Tampa, FL - The Works of Edgar Degas is part of what the Tampa Museum calls the French geniuses bronze sculptures. They will be on display until June 19th but there is controversy surrounding the exhibit.
Jacksonville artist Gary Arseneau says, unfortunately, the Degas bronzes are not the reproduction of anything he did. Arseneau calls the Degas bronze collection one of the largest art frauds in the 20th and 21st century. Arseneau points out that Degas was dead when the works were made so he never saw the art on display in the museum today.
Photo Gallery: Fake Degas Exhibit
It all began two years after Degas died in 1917. His family had someone make a wax copy of sculptures that he had done of cloth paint brushes and other materials. Degas used those as models for his paintings. From the wax the family made after Degas died, a second generation of bronze forgery was created. From that bronze a 3rd generation of forgery bronze was made and Degas' signature was added.
Arseneau says what people are seeing is the interpretation of what Degas' work would look like if he were alive to cast it in bronze.
Todd Smith, the director of the Tampa Museum of Art, agrees that every sculpture that will be on display was created after Degas died. He says all the Degas bronzes that exist in the world were done posthumously.
While Smith admits what Arseneau says is true, he says it is still accepted in the art world. Smith says, like other museums, the Tampa Museum is presenting the bronzes as posthumous castings of the wax models that Degas created.
However, that is another wink and nod whopper told by the art community, because Degas didn't do wax castings. The only wax castings were done after he died by somebody else. Smith says the art world refers to what Degas did as wax. When we reminded him that Degas didn't do wax, he agreed it was a mixed media and says Degas used a lot of materials.
Another major problem is a code of ethics major museums, including the Tampa Museum subscribe, to.
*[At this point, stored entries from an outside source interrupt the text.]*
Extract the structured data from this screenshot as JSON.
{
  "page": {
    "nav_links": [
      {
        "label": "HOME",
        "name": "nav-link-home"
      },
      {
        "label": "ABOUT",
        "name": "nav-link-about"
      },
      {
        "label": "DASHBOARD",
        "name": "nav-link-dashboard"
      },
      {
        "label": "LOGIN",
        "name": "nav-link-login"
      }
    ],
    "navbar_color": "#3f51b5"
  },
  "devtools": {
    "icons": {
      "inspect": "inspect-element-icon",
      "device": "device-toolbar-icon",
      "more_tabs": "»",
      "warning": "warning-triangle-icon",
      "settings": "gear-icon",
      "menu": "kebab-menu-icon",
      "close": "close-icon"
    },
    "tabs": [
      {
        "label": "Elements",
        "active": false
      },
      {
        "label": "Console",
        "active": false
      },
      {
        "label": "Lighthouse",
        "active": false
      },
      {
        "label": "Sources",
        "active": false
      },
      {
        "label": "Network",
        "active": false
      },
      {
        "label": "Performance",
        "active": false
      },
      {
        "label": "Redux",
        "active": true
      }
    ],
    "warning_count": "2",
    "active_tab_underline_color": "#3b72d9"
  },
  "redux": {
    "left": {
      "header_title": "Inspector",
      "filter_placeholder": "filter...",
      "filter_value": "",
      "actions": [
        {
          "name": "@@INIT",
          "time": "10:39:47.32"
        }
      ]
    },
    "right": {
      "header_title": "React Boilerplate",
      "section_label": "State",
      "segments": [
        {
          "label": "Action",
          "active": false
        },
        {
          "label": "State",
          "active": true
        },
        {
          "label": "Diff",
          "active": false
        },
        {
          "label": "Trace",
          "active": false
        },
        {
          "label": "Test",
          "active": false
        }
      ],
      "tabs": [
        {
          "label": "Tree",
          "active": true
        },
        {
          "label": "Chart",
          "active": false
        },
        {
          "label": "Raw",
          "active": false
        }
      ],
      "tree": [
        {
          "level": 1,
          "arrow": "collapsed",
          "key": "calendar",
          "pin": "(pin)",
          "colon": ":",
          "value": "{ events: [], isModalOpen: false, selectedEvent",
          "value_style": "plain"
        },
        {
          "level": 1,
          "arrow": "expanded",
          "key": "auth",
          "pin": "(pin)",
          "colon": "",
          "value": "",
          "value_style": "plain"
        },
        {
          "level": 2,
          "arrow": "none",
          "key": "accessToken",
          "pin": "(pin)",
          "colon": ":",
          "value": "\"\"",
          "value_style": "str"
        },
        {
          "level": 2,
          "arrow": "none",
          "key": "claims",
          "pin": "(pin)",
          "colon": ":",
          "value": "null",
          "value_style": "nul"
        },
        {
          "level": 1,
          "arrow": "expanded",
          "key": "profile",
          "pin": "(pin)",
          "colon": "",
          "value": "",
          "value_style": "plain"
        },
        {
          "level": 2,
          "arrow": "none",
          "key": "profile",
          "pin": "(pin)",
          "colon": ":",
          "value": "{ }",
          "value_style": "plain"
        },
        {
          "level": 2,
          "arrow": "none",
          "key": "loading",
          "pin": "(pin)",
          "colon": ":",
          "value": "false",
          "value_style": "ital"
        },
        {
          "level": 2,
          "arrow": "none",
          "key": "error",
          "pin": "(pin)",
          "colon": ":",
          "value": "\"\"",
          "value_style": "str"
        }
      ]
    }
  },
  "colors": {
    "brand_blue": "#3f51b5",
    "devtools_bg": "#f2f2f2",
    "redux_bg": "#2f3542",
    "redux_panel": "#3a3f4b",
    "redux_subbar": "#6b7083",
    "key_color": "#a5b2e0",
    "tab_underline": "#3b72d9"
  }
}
It says, "All bronze casting from finished bronze, all unauthorized enlargements and all transfers into new materials unless specifically condoned by the artist should be considered as inauthentic or counterfeit."
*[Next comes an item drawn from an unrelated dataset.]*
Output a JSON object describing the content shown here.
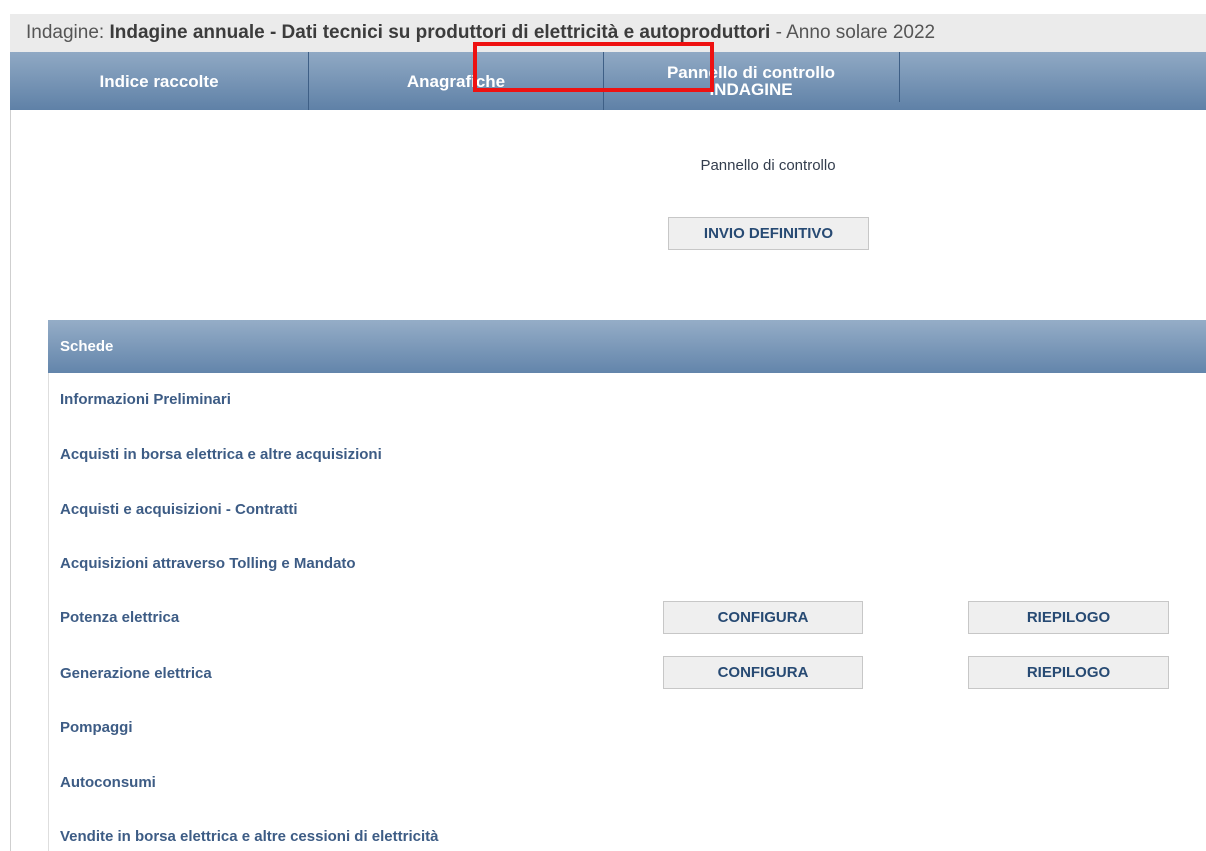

Smith says that was a way to protect living artists and wasn't meant to go back in time and chastise what happened in the past.
Arseneau says the idea the Tampa Museum would present work Degas didn't create, didn't approve and didn't sign because he was dead at the time is rank obscenity.
Smith contends anyone who walks into an exhibition of Degas bronzes, whether it is in Tampa or the Metropolitan Museum of Art, knows how the sculptures were done.
That's not what we found. When we told Kelly Nascarella basically what she was looking at was phony, she called it cheating. Nascarella's reaction is the same we got from everyone else we told about the exhibit, including some who were looking forward to going. Nascarella told us she was speechless and that it was more than surprising. She said it was unacceptable.
Arseneau says that is the same reaction he gets when he brings up the art world's little secret. He says people say, "You are telling me that these museums are participating in this fraud and he knows but they don't?" However, Arseneau says the answer is they do know, they just don't want the public to know.
Smith says the bronzes are still beautiful even if they were not created by Degas. He says they are works created by his heirs, by his agent, by a foundry after he died.
The Tampa Museum of Art still wants people to come see the works of a dead genius that he never created, that he never approved and never wanted to be displayed in bronze.